I think there may be a problem with the generalization that you described in your last post.

The blue-shaded triangle that you have shown in detail for the n=5 and n=7 cases shares an edge with a dark triangle, and therefore at least one of its two sides needs to an entire edge of a light triangle.

Here is a simpler way to achieve color-balanced triangulations for the two cases, if I have done the triangulation correctly.

Image link

The formula for the number of triangles for forced winners for rounds >1 seems to be (

n^2+10n+9)/2 which correctly gives 24 for 3 rounds and 42 for 5 rounds. This formula over-estimates the n=1 case as 10, but that may be because the triangulation is easier in this case — the blue triangle is essentially unnecessary.For n=13, we would need 154 triangles.

Pradeep,

Yeah, messed up with the additional constraint.

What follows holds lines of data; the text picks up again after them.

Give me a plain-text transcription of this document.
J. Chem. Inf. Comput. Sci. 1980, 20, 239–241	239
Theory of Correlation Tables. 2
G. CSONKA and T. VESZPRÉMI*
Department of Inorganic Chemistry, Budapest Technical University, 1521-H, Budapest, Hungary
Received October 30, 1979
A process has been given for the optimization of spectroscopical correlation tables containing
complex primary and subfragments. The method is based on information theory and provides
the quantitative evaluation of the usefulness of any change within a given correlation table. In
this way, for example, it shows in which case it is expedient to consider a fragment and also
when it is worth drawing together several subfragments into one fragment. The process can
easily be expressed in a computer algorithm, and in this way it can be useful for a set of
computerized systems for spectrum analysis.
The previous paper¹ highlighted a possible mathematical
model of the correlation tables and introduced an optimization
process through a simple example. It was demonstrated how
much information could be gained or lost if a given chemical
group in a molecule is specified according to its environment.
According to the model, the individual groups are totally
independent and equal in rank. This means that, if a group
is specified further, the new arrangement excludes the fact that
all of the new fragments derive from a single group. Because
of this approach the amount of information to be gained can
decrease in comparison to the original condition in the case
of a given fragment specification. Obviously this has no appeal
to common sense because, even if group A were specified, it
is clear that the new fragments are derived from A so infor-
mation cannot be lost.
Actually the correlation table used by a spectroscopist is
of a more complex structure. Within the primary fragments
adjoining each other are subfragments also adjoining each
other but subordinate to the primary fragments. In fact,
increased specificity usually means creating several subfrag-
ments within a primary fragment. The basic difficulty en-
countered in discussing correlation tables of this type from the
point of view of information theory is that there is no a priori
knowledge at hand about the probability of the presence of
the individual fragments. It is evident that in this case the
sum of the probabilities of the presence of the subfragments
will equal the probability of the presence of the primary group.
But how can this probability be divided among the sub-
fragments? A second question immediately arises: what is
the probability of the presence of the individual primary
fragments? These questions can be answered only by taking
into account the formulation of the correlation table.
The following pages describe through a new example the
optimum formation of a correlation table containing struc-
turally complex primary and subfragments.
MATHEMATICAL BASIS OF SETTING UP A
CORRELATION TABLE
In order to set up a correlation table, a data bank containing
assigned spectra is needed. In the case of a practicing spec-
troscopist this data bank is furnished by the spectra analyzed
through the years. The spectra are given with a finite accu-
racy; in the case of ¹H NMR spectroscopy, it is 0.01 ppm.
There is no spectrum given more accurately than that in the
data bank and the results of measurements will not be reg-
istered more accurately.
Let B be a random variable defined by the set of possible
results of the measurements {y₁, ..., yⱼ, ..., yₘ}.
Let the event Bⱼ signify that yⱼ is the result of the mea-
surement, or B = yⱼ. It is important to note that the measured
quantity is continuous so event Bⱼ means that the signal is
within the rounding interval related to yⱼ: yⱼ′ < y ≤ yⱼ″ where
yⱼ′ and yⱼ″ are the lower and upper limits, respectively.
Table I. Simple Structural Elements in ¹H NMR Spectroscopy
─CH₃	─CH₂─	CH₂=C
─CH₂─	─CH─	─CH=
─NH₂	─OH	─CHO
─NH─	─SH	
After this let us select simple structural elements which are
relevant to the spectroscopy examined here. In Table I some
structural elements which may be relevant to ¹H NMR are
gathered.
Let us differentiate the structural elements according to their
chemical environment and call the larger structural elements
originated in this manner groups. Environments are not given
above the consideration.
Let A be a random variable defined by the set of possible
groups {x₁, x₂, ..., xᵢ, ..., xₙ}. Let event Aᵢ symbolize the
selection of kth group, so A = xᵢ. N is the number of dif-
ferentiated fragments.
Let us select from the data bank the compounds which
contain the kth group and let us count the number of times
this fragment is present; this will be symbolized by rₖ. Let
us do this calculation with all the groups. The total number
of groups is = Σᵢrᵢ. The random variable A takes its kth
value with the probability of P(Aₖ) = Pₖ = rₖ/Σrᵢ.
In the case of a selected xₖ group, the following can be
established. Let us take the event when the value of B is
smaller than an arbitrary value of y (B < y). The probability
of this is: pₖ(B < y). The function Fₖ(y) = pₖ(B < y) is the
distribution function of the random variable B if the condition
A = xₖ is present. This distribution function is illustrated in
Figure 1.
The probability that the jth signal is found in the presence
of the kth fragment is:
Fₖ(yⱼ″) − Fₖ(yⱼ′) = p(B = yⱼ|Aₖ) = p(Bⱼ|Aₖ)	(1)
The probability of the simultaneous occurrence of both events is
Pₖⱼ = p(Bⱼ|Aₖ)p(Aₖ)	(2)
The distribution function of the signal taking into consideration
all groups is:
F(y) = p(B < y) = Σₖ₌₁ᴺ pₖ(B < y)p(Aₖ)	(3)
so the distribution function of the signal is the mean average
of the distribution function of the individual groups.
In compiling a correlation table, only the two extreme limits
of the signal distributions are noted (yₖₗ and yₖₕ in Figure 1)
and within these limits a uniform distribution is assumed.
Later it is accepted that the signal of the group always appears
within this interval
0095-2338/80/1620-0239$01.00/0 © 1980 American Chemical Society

Thanks for the correction.

No matter whether it is surprising that such a solution exists, I am glad there is a logical way to construct these configurations rather than brute-force search.

@Gregorio Ortelli,

This is a special gift for you, the person who first dared to imagine it: A triangulation of a triangular dance floor with 154 cells (77 light and 77 dark) that has a forced winner after 13 rounds (based on the method developed by Wiley, with my modification).

Image link

The base part of the triangle (up to and including the dark cell pointed out at right) has 8 rows of dark (36 cells) and 7 rows of light cells (28). At the vertex of the triangle is a color-reversed isomorphic mirror image of this with 36 light and 28 dark triangles. In between is a color-balanced region of 13 pairs of alternating light and dark cells (26) giving a total of 64+64+26=154 cells, as predicted by the formula (n^2+10n+9)/2 where n is the upper limit of all odd rounds with forced winners.